While each of these programs is tiny compared to the scale of the federal budget, they each provide unique value that could not be replicated by private foundations, state departments of education, or districts themselves. Further, IES has served as an important coordinating entity, connecting expertise in education that is otherwise spread across universities around the country and coordinating activities of many overlapping governmental agencies and organizations.
Eliminating, reducing funding or dramatically altering these programs like these also has an outsized impact on traditionally ignored groups of students, like students with disabilities. Funding cuts have already impacted IES research focused on students with disabilities, including grants aimed at closing achievement gaps widened by the pandemic, improving training for paraeducators, and evaluating early literacy skills programs for students with diverse needs. There are few outside incentives encouraging research like this; in the absence of IES grants, it is unlikely such work would happen at all.

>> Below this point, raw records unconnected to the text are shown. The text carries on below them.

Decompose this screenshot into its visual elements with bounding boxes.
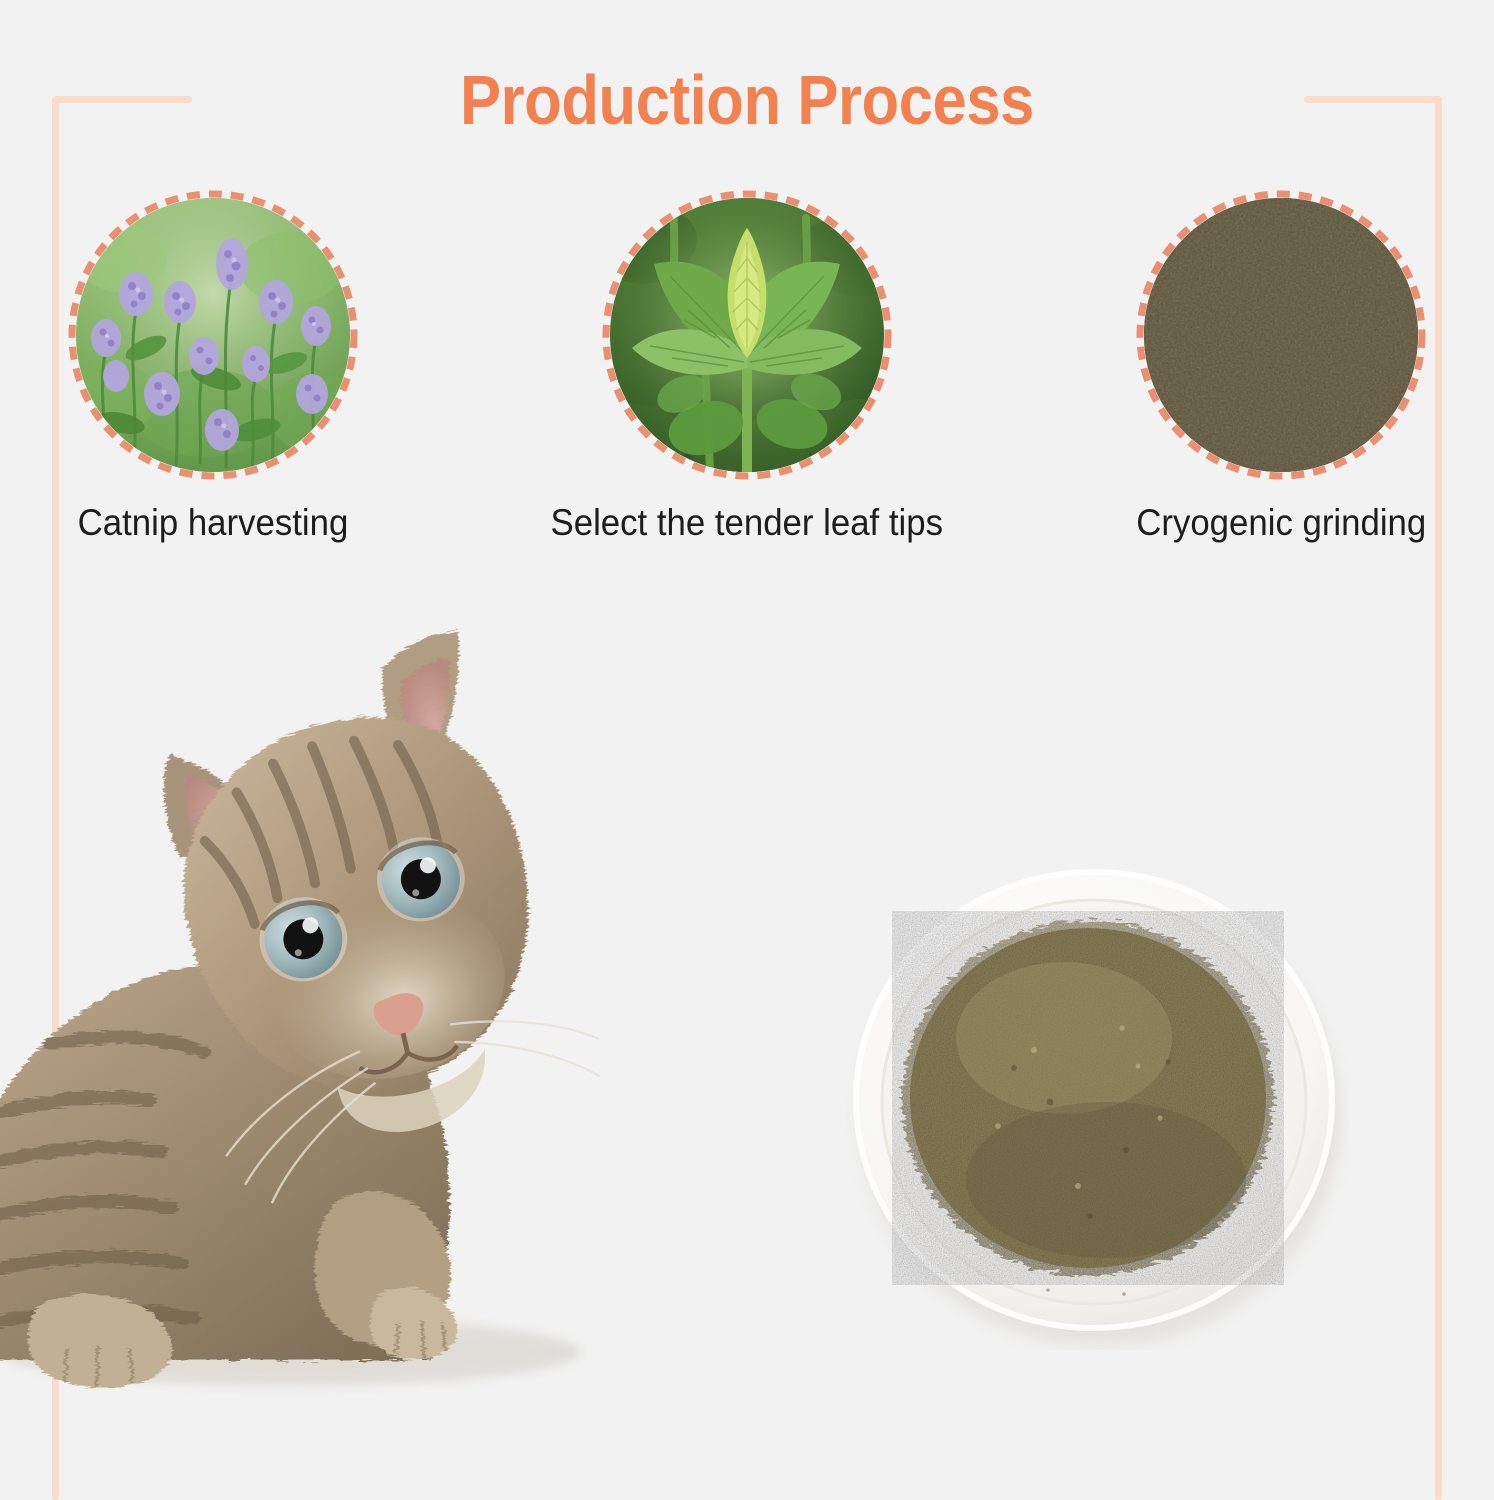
process-step-cryogenic-grinding: Cryogenic grinding <box>1136 190 1426 544</box>
step-3-image-container <box>1136 190 1426 480</box>
step-1-label: Catnip harvesting <box>78 502 349 544</box>
step-2-label: Select the tender leaf tips <box>551 502 943 544</box>
step-2-image-container <box>602 190 892 480</box>
step-3-label: Cryogenic grinding <box>1136 502 1426 544</box>
process-step-select-leaf-tips: Select the tender leaf tips <box>602 190 892 544</box>
ground-catnip-powder-photo <box>1144 198 1418 472</box>
step-1-image-container <box>68 190 358 480</box>
bottom-scene <box>0 580 1494 1500</box>
catnip-flowers-field-photo <box>76 198 350 472</box>
page-title: Production Process <box>90 60 1405 141</box>
catnip-leaf-tips-photo <box>610 198 884 472</box>
tabby-kitten-photo <box>0 600 750 1400</box>
process-step-catnip-harvesting: Catnip harvesting <box>68 190 358 544</box>
product-infographic-page: Production Process <box>0 0 1494 1500</box>
process-steps-row: Catnip harvesting <box>0 190 1494 544</box>
catnip-powder-bowl-photo <box>838 850 1350 1350</box>
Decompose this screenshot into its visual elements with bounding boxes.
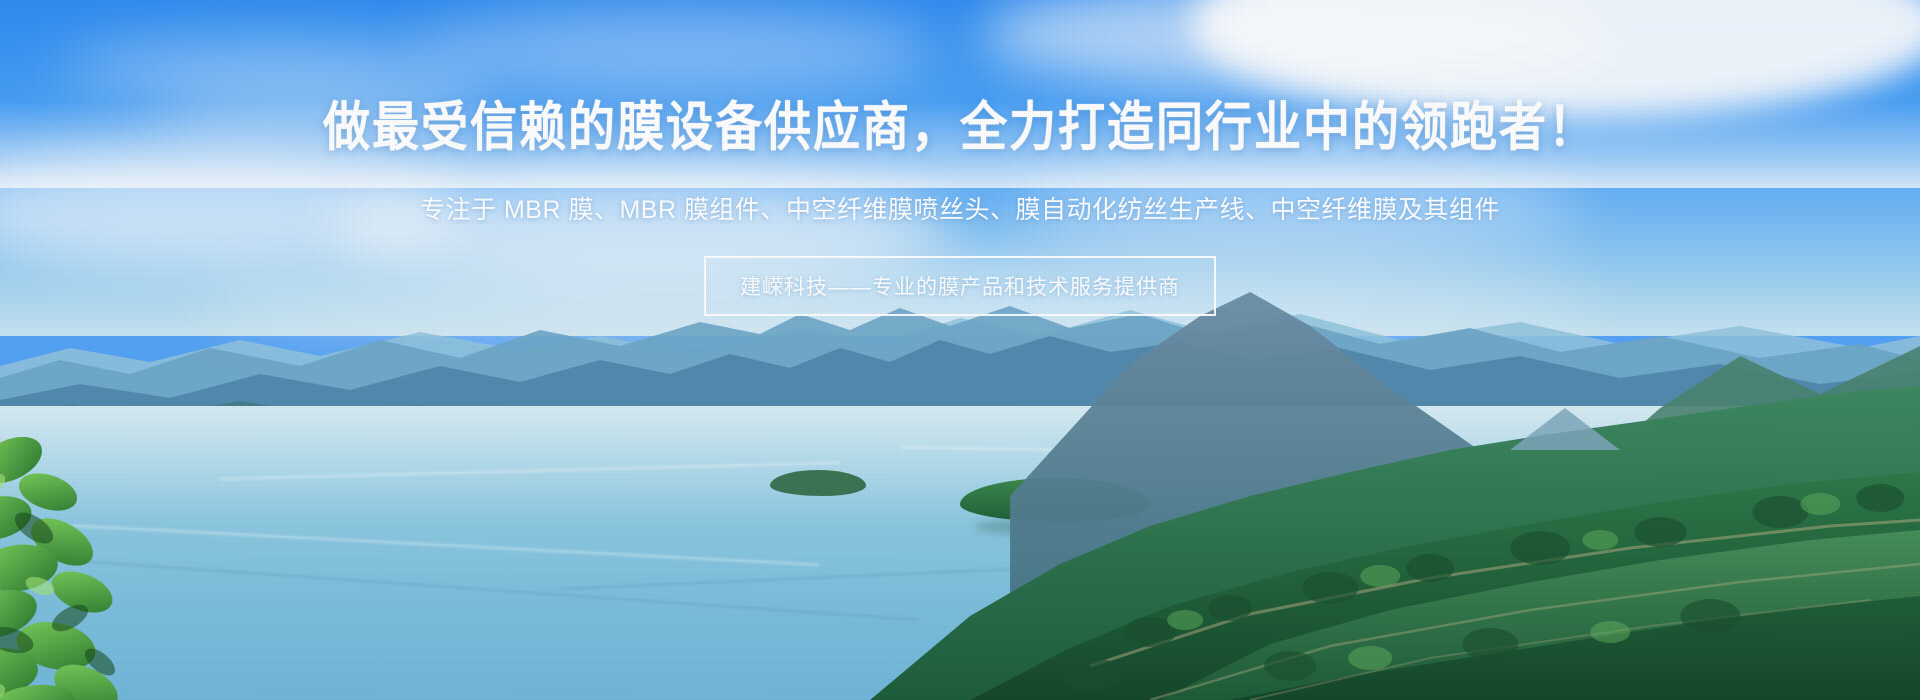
foreground-foliage [0, 400, 230, 700]
cloud-wisp-midleft [150, 95, 490, 141]
cloud-wisp-center [420, 10, 940, 90]
cloud-wisp-left [60, 40, 480, 100]
forested-hills-right [730, 196, 1920, 700]
hero-banner: 做最受信赖的膜设备供应商，全力打造同行业中的领跑者！ 专注于 MBR 膜、MBR… [0, 0, 1920, 700]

Like every educational researcher, I don’t agree with every funding choice made by IES since its founding in 2002. Eliminating IES, however, would remove Congressional oversight from any aspect of how educational research is conducted or prioritized: and with it, the accountability that ensures that research focuses on the needs of all students. Perhaps more troublingly, lawmakers and superintendents would have significantly less evidence to drive decisions in policy and practice, like data on teacher shortages or whether costly education programs are actually effective.
At a time when student achievement is stagnating, it can be tempting to change everything about how federal education programs function. But make no mistake: destroying the programs that give the federal government a voice in the education conversation isn’t reform, it’s giving up on public education, at a time when the stakes couldn’t be higher.